Ô ne croyez pas que je ne vois pas que vous me regardez comme on regarde un puits !

Autrefois, quand je suis venue parmi vous, pour être traitée en sœur, en simple semblable, et que je détenais la force, quand j’étais moi-même la force vive, vous n’avez pas voulu de moi. Vous n’aviez manifestement pas reçu les yeux qu’il fallait pour me voir, ni le cœur qu’il fallait pour m’aimer… J’ai suscité en vous une forme étrange de répugnance. Vous n’étiez même pas capables de ne pas me briser, de ne pas me faire saigner, quand je vous faisais les plus beaux présents… Alors que c’était-là le minimum de ce que votre tradition laissait attendre de vous.

C’est par votre faute que je sais aujourd’hui que j’étais dans le juste autrefois, puisqu’aujourd’hui cet autrefois est devenu mon fond de commerce, puisque vous me l’achetez à prix d’or, sous la forme inerte d’un souvenir – le souvenir que j’ai d’avoir un jour existé.

Autrefois, quand vous m’avez rencontrée au détours d’un sentier, vous m’avez prise à chaque reprise pour votre subalterne _ et cependant je portais la couronne ! – Ce que vous nommiez « Subalterne », était la couronne. Toutes les valeurs d’alors étaient inversées. Grille facile. La couronne… celle-là même qu’aujourd’hui vous convoitez ! Mais alors, quand pourtant je vous en suppliais, vous ne m’avez jamais reconnue. Aussi la couronne ne sera jamais à vous.

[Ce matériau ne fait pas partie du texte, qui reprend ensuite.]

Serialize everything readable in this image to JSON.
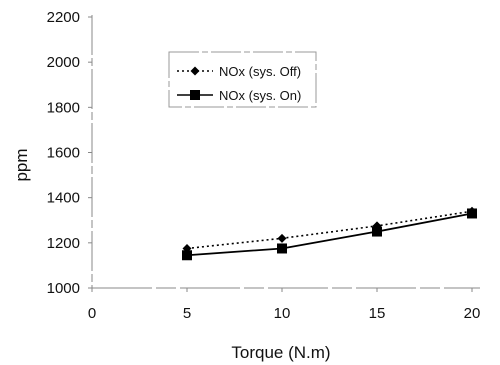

Vous avez méprisé la vitalité en moi, comme si la vitalité était l’apanage des pauvres et des serviteurs… Et la richesse que j’ai vue en vous _ car je croyais en vos mirage, et plus encore je les aimais d’un amour émerveillé _ n’était rien d’autre que la mort… et le désir de ma mort. Car je faisais naître en vous un accès brutal d’Envie, et c’était la sécheresse en vous qui criait famine, et vous étiez jaloux de cette puissance.

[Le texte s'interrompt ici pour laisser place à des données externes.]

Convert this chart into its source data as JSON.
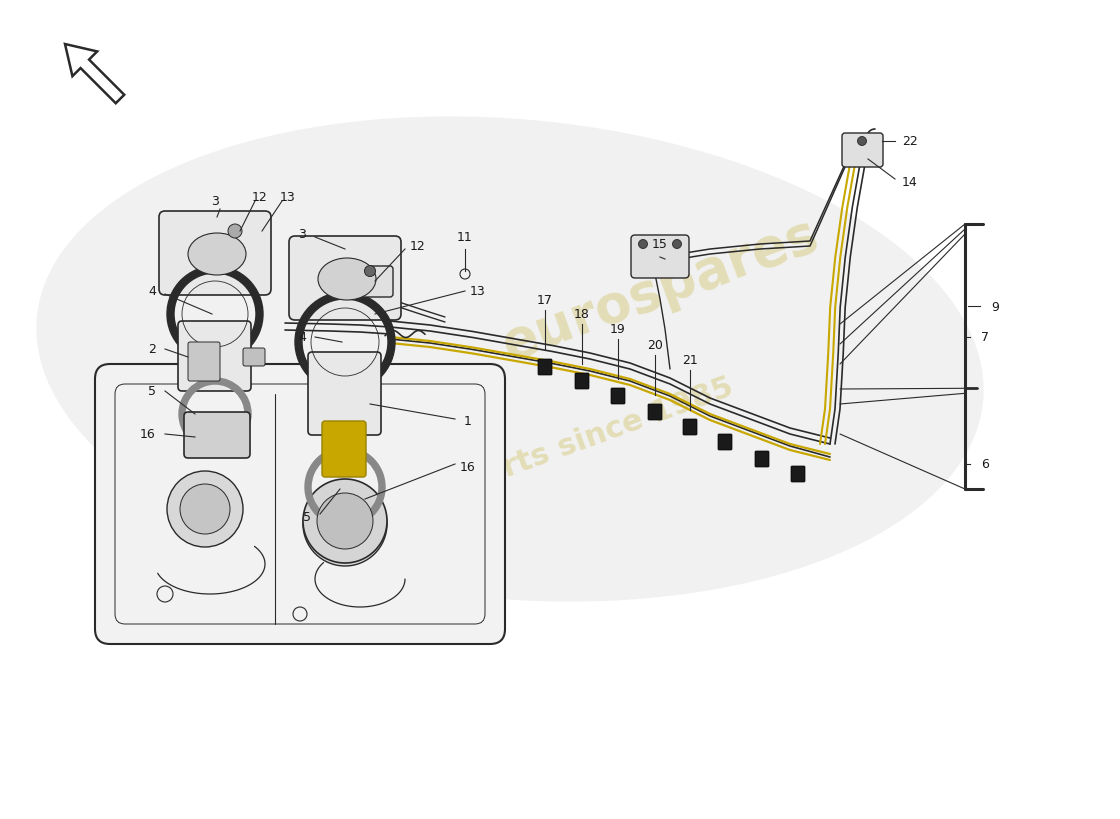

Vous avez préféré m’humilier et me moquer en ce temps-là, comptant qu’à ce rythme-là mon innocence ne durerait guère… _ vous m’avez traitée comme une vulgaire pièce de bétail, vous m’avez ri au nez, bousculée sans vergogne, vous m’avez parlé un langage de brutes, à moi que cette couronne rendait pourtant si délicate, si tendre, si fragile ! _ Oh, vous escomptiez me diminuer prestement… Làs, il n’en a rien été ! J’ai augmenté, pareille à un fleuve de feu souterrain sous la pression. J’ai augmenté et j’ai grandi.

_ Non seulement vous n’avez pas une seule fois honoré ma délicatesse quand elle ne faisait rien d’autre que se montrer dans toute son ingénuité inoffensive, mais vous m’avez giflée et craché dessus pour la vérité toute crue qui sortait de ma bouche, comme si je vous l’avais usurpée, cette vérité, comme si vous aviez dû en être les dépositaires unique, qu’il était inadmissible qu’elle sorte d’une bouche étrangère… comme si nous ne pouvions pas la partager.

Et comme je ne savais pas moi-même encore que mes mots était ceux de la vérité, car je n’avais pas encore été informée de qui j’étais, je n’étais même pas en capacité de comprendre ce qu’il m’arrivait, c’est-à-dire de me faire une raison de toute cette violence… J’étais celle qu’on disait folle, mais qui en vérité, seule voyante, marchait sans comprendre au milieu du royaume des fous.

Quand j’étais parmi vous, vous ne m’avez pas reconnue. A présent que je comprends, soyez maudits ! Je ne serai jamais votre sœur ; j’ai trouvé la fraternité entre d’autres bras. Les bras des simples mortels auxquels désormais j’appartiens. Le divorce entre nos deux parties est consommé… A présent c’est la voix des racines qui parlera par ma bouche, autant dire la voix du sang.